# Fable Sounds Broadway Big Band + Sibelius



## Audun Jemtland (Dec 17, 2011)

Hey I want to give my dad(jazz musician) Sibelius and big band samples for christmas

But how (the hell) would I set that up so he could just notate in sibelius with the samples sounding good?

What sample library and notation software is really made to communicate with eachother?

Audun


----------



## chimuelo (Dec 18, 2011)

BBB is over rated and expensive. Thier lite version is insulting in size too.
I'd look somewhere else ike CHris Heins Comapct or Screaming Trumpet
Warp IV even has new and other instruments that are impressive and well recorded.
But if you got 1800 USD and pops has never heard a real horn section he'll be OK, but if he's worked with real horns he still be happy , since it's your bread that was wasted...
Their saxes are the best part of the Library but they won;t be wise enough to break it down for extra cash, even after all these years.
As far as I know they don;t even answer the enails or phone, I tried and had to speak with the distributor just to hear that I happened to spend my money at a time when theur server was down.
I heard that from Creamware when there were going throuigh solvency issues.......'
But many NFR guys will chime in and tell yhou they have made block buster movies with it...


----------



## Mike Marino (Dec 19, 2011)

You're also going to want to make sure that the library you purchase has Sibelius Soundsets that you can load in. Jonathan Loving does this for many of the EWQL libraries. It allows you to control the sound library through the use of House Styles, instrument layout, and Technique Text in the score.

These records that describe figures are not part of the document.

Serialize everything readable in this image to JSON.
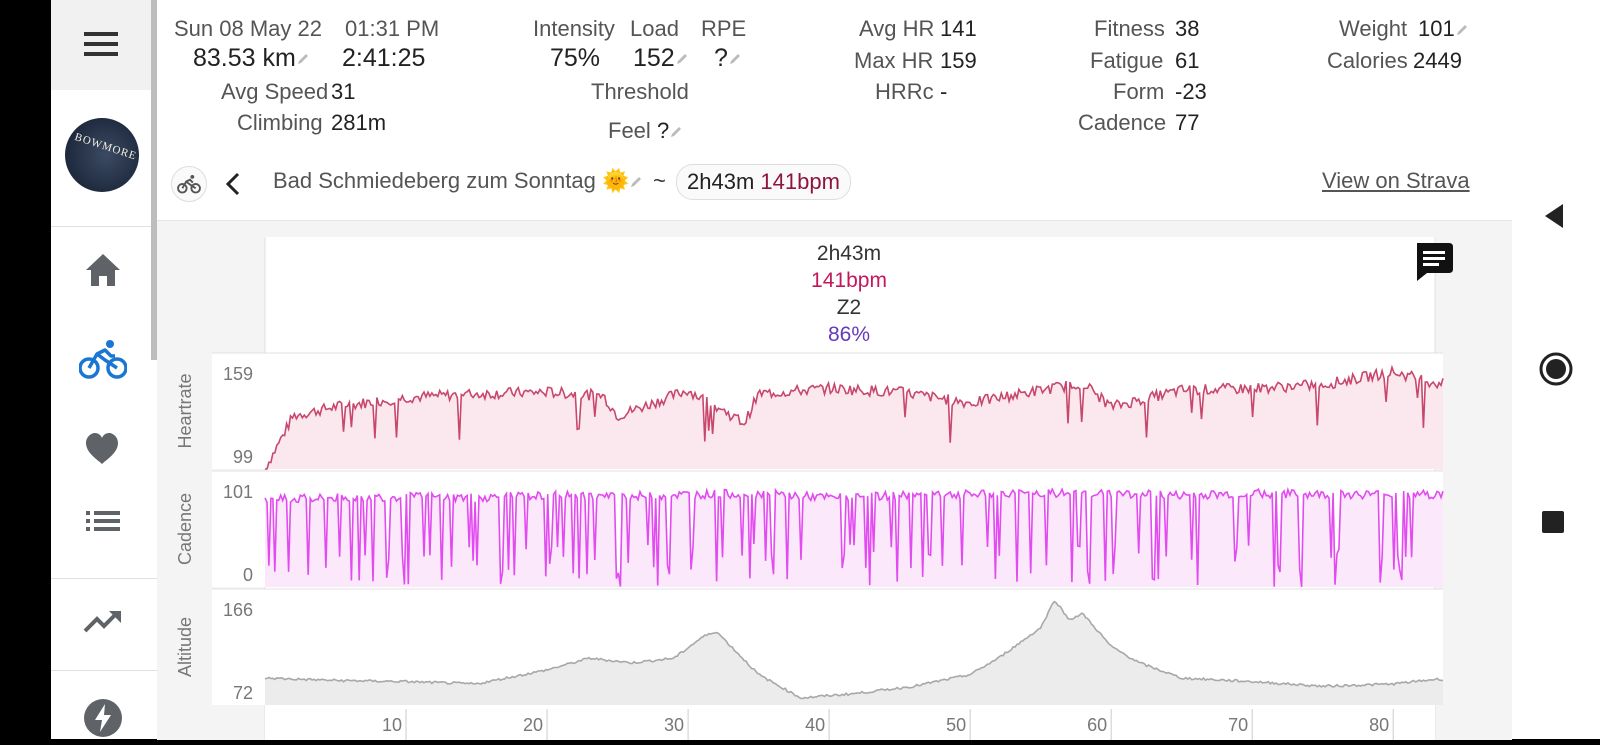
{
  "sidebar": {
    "items": [
      {
        "name": "home",
        "icon": "home-icon"
      },
      {
        "name": "activity",
        "icon": "bike-icon"
      },
      {
        "name": "health",
        "icon": "heart-icon"
      },
      {
        "name": "list",
        "icon": "list-icon"
      },
      {
        "name": "trends",
        "icon": "trend-icon"
      },
      {
        "name": "power",
        "icon": "bolt-icon"
      }
    ],
    "avatar_text": "BOWMORE"
  },
  "summary": {
    "date": "Sun 08 May 22",
    "time": "01:31 PM",
    "distance": "83.53 km",
    "duration": "2:41:25",
    "avg_speed_label": "Avg Speed",
    "avg_speed": "31",
    "climbing_label": "Climbing",
    "climbing": "281m",
    "intensity_label": "Intensity",
    "intensity": "75%",
    "load_label": "Load",
    "load": "152",
    "rpe_label": "RPE",
    "rpe": "?",
    "threshold_label": "Threshold",
    "feel_label": "Feel",
    "feel": "?",
    "avg_hr_label": "Avg HR",
    "avg_hr": "141",
    "max_hr_label": "Max HR",
    "max_hr": "159",
    "hrrc_label": "HRRc",
    "hrrc": "-",
    "fitness_label": "Fitness",
    "fitness": "38",
    "fatigue_label": "Fatigue",
    "fatigue": "61",
    "form_label": "Form",
    "form": "-23",
    "cadence_label": "Cadence",
    "cadence": "77",
    "weight_label": "Weight",
    "weight": "101",
    "calories_label": "Calories",
    "calories": "2449"
  },
  "activity": {
    "title": "Bad Schmiedeberg zum Sonntag 🌞",
    "tilde": "~",
    "chip_time": "2h43m",
    "chip_hr": "141bpm",
    "strava_link": "View on Strava"
  },
  "chart_data": [
    {
      "type": "area",
      "ylabel": "Heartrate",
      "yticks": [
        "159",
        "99"
      ],
      "ylim": [
        99,
        159
      ],
      "color": "#c2185b",
      "summary": {
        "time": "2h43m",
        "hr": "141bpm",
        "zone": "Z2",
        "pct": "86%"
      },
      "x": [
        0,
        2,
        5,
        10,
        15,
        20,
        24,
        25,
        30,
        34,
        35,
        40,
        45,
        50,
        55,
        58,
        60,
        65,
        70,
        75,
        80,
        83
      ],
      "values": [
        99,
        128,
        133,
        138,
        140,
        141,
        139,
        128,
        142,
        124,
        140,
        143,
        141,
        135,
        142,
        146,
        133,
        142,
        143,
        145,
        152,
        146
      ]
    },
    {
      "type": "line",
      "ylabel": "Cadence",
      "yticks": [
        "101",
        "0"
      ],
      "ylim": [
        0,
        101
      ],
      "color": "#e040fb",
      "x": [
        0,
        5,
        10,
        15,
        20,
        25,
        30,
        35,
        40,
        45,
        50,
        55,
        60,
        65,
        70,
        75,
        80,
        83
      ],
      "values": [
        80,
        82,
        83,
        82,
        84,
        83,
        85,
        86,
        82,
        84,
        85,
        86,
        86,
        84,
        86,
        85,
        85,
        85
      ]
    },
    {
      "type": "area",
      "ylabel": "Altitude",
      "yticks": [
        "166",
        "72"
      ],
      "ylim": [
        72,
        166
      ],
      "color": "#9e9e9e",
      "x": [
        0,
        5,
        10,
        15,
        20,
        23,
        26,
        29,
        31,
        32,
        35,
        38,
        42,
        46,
        50,
        52,
        55,
        56,
        57,
        58,
        60,
        62,
        65,
        70,
        75,
        80,
        83
      ],
      "values": [
        95,
        93,
        92,
        90,
        102,
        112,
        108,
        112,
        130,
        135,
        98,
        78,
        82,
        88,
        98,
        112,
        138,
        162,
        145,
        150,
        122,
        108,
        95,
        92,
        88,
        90,
        94
      ]
    }
  ],
  "xaxis": {
    "ticks": [
      "10",
      "20",
      "30",
      "40",
      "50",
      "60",
      "70",
      "80"
    ],
    "max_km": 83.53
  },
  "rightbar": {
    "back": "back-icon",
    "home": "circle-icon",
    "recents": "square-icon"
  }
}
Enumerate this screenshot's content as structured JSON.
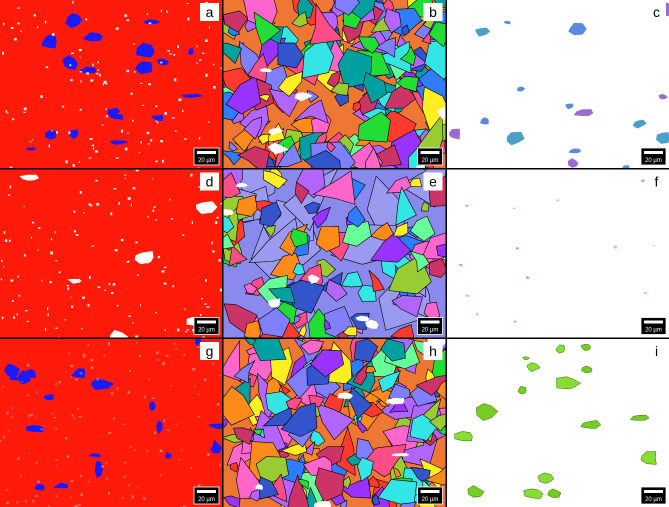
{
  "panels": [
    {
      "label": "a",
      "scale_bar": "20 µm"
    },
    {
      "label": "b",
      "scale_bar": "20 µm"
    },
    {
      "label": "c",
      "scale_bar": "20 µm"
    },
    {
      "label": "d",
      "scale_bar": "20 µm"
    },
    {
      "label": "e",
      "scale_bar": "20 µm"
    },
    {
      "label": "f",
      "scale_bar": "20 µm"
    },
    {
      "label": "g",
      "scale_bar": "20 µm"
    },
    {
      "label": "h",
      "scale_bar": "20 µm"
    },
    {
      "label": "i",
      "scale_bar": "20 µm"
    }
  ]
}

So perhaps you might want to start with who offers a Sibelius Soundset for their library and go from there. Maybe the libraries that Chimuelo spoke about above offer that.

- Mike


----------



## Audun Jemtland (Dec 19, 2011)

I've heard of BBB before but never cared to bother until I heard this : http://www.youtube.com/watch?v=7kQVLDANMRA&feature=related
from:03:26
And heard so much of it in newsmail lately. Being sceptical already of their superchristmas deal (which is something an outadet product needs when it's not selling anymore)

There are sound sets for Vir2 VI.ONE and WIWI.

Isn't there any way to make sibelius play the samples in cubase as track 1,2,3 etc?
That each instrument line in sibelius represent a track in cubase.


----------



## Mike Marino (Dec 19, 2011)

Not sure. Maybe via ReWire?


----------



## Mike Marino (Dec 19, 2011)

You can use those sounds as a Manual Sound Set. But you lose your ability for the Technique Text to assist in changing articulations and such that way. So, essentially, you'd have to load a staff per instrument articulation and write like that.


----------



## Audun Jemtland (Dec 20, 2011)

Got ya'.

I'll go with mojo horns+sound sets+sibelius.
That'll work just fine. Thanks for tips.


----------



## Mike Marino (Dec 20, 2011)

Awesome, I hope he enjoys the gift.


----------